İlk olarak fetih şehitlerinin mezarları ziyaret edilir, daha sonra aile kabristanına gidilip, daha sonra da kurban kesilip bayram yerine gidilirmiş.
.
Hatta Fatih Sultan Mehmet, saraydaki bayram merasimi ile ilgili bir kanun bile hazırlamış;
Buna göre Padişah;
Sabah namazını Hırka-i Saadet Dairesi’nde kılacak,
Hırka-i Saadet kapısının önündeki kafeste tahta oturacak,
İmamlar ve hatipler “Aşr-ı şerif” okuduktan sonra hazinedarbaşı onlara caizelerini ve hediyelerini verecekti.

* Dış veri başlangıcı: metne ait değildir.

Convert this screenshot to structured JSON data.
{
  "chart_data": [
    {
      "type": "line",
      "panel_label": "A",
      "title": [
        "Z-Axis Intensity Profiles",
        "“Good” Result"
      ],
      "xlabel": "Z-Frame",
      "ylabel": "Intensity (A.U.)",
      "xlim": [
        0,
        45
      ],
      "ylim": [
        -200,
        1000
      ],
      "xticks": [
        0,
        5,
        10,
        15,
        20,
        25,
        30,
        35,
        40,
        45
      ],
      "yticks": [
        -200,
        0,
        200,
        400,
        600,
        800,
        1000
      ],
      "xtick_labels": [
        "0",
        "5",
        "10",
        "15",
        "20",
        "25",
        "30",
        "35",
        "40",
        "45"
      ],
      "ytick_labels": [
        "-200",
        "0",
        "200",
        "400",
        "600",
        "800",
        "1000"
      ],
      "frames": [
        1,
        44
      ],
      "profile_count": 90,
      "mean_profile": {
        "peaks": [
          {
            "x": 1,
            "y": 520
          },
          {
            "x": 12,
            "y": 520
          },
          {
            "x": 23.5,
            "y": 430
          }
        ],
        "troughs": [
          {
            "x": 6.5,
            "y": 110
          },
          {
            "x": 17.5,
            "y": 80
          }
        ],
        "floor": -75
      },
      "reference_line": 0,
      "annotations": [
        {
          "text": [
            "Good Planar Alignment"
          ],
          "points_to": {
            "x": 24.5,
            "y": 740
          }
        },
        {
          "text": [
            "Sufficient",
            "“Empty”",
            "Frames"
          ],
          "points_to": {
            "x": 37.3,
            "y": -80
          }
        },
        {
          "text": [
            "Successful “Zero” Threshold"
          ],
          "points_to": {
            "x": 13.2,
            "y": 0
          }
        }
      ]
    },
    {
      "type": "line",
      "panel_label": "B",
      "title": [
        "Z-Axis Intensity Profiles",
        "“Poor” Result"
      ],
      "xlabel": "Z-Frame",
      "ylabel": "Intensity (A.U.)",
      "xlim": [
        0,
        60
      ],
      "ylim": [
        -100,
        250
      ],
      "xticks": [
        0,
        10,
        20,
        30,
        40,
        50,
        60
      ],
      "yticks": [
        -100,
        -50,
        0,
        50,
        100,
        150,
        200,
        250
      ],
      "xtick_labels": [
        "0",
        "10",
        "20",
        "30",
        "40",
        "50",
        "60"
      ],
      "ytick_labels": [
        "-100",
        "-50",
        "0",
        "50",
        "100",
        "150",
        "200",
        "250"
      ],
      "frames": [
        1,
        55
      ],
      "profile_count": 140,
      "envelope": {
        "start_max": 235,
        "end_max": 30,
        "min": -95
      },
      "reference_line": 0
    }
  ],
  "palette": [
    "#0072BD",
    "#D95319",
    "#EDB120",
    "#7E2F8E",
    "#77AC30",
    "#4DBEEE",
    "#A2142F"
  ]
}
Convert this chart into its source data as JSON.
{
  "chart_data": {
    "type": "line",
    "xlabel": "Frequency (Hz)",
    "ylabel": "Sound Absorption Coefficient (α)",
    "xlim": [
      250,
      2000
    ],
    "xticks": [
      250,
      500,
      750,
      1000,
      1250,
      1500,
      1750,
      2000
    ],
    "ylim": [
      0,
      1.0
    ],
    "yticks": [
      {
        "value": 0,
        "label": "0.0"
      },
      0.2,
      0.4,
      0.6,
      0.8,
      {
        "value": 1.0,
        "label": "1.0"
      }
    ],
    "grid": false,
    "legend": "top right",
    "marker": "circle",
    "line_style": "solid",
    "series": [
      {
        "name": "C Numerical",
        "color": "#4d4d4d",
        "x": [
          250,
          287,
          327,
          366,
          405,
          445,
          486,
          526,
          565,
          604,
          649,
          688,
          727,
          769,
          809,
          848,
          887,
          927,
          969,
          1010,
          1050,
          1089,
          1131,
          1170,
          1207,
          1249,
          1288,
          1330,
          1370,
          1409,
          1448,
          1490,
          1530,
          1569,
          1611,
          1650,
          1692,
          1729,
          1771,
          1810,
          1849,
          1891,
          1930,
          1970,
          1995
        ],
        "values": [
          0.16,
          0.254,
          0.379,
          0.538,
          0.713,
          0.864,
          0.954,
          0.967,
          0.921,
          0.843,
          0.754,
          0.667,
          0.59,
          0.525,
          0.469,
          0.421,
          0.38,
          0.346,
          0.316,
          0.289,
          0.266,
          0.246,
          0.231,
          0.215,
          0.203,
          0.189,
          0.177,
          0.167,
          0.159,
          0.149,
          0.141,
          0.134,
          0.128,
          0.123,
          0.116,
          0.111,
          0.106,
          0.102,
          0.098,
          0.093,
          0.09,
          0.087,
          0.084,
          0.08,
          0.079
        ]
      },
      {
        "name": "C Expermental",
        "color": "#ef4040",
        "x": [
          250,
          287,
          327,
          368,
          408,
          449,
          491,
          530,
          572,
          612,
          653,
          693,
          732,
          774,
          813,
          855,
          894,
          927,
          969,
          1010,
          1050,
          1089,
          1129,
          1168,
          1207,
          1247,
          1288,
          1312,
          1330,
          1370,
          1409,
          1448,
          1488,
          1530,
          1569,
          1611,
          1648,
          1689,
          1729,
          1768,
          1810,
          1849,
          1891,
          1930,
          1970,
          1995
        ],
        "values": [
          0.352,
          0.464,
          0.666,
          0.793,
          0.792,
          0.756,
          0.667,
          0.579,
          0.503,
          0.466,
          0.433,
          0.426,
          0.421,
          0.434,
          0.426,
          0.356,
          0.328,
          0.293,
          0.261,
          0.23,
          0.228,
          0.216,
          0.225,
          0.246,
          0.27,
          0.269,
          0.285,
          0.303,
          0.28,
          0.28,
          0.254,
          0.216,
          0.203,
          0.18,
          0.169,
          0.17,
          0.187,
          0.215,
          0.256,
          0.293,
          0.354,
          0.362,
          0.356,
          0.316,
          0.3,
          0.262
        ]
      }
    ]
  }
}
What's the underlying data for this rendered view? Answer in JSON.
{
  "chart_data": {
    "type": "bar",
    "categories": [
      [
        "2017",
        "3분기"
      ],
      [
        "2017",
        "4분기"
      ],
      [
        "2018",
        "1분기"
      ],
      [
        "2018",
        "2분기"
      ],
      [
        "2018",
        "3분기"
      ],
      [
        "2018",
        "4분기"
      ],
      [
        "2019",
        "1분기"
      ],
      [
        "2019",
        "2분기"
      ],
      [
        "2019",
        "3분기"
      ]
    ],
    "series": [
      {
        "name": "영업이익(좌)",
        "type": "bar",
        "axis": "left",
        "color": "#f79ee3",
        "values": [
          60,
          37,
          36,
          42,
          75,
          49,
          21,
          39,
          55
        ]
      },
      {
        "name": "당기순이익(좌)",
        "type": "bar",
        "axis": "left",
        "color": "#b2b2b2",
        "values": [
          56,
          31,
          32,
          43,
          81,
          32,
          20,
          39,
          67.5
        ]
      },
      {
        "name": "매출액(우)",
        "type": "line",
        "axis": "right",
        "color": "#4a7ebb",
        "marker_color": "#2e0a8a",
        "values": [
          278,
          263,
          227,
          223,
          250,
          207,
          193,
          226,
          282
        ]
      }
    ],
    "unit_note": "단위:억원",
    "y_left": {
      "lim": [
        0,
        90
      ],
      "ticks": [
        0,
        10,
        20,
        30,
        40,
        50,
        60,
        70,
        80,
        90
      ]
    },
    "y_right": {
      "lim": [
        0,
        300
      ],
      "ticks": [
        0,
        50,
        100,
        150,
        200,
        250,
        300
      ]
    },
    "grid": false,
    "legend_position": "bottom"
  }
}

Daha sonra da mehter çalacak ve orada bulunanlar alkış tutacak, duacı çavuşlar ise dua edeceklerdi.
.
Osmanlı’da bayram günlerinde memurlar, amirlerini ziyarete gidermiş, ancak bu çok masraflı olduğu için 1845’ten sonra resmen kaldırılarak memurlar, çalıştıkları yerde bayramlaşmaya başlamışlar.
.
Osmanlı’da Ramazan Bayramı hazırlıkları, 15 gün öncesinden başlarmış.
Bu süre zarfında yeni kıyafetler dikilir, maddi durumu olmayanlara ise hali vakti yerinde olanlar bayramlık kıyafet diktirerek destek olurmuş.
Bayramlık kıyafetleri kimi zaman terziler diker, bazıları ise kendisi dikmeyi tercih edermiş.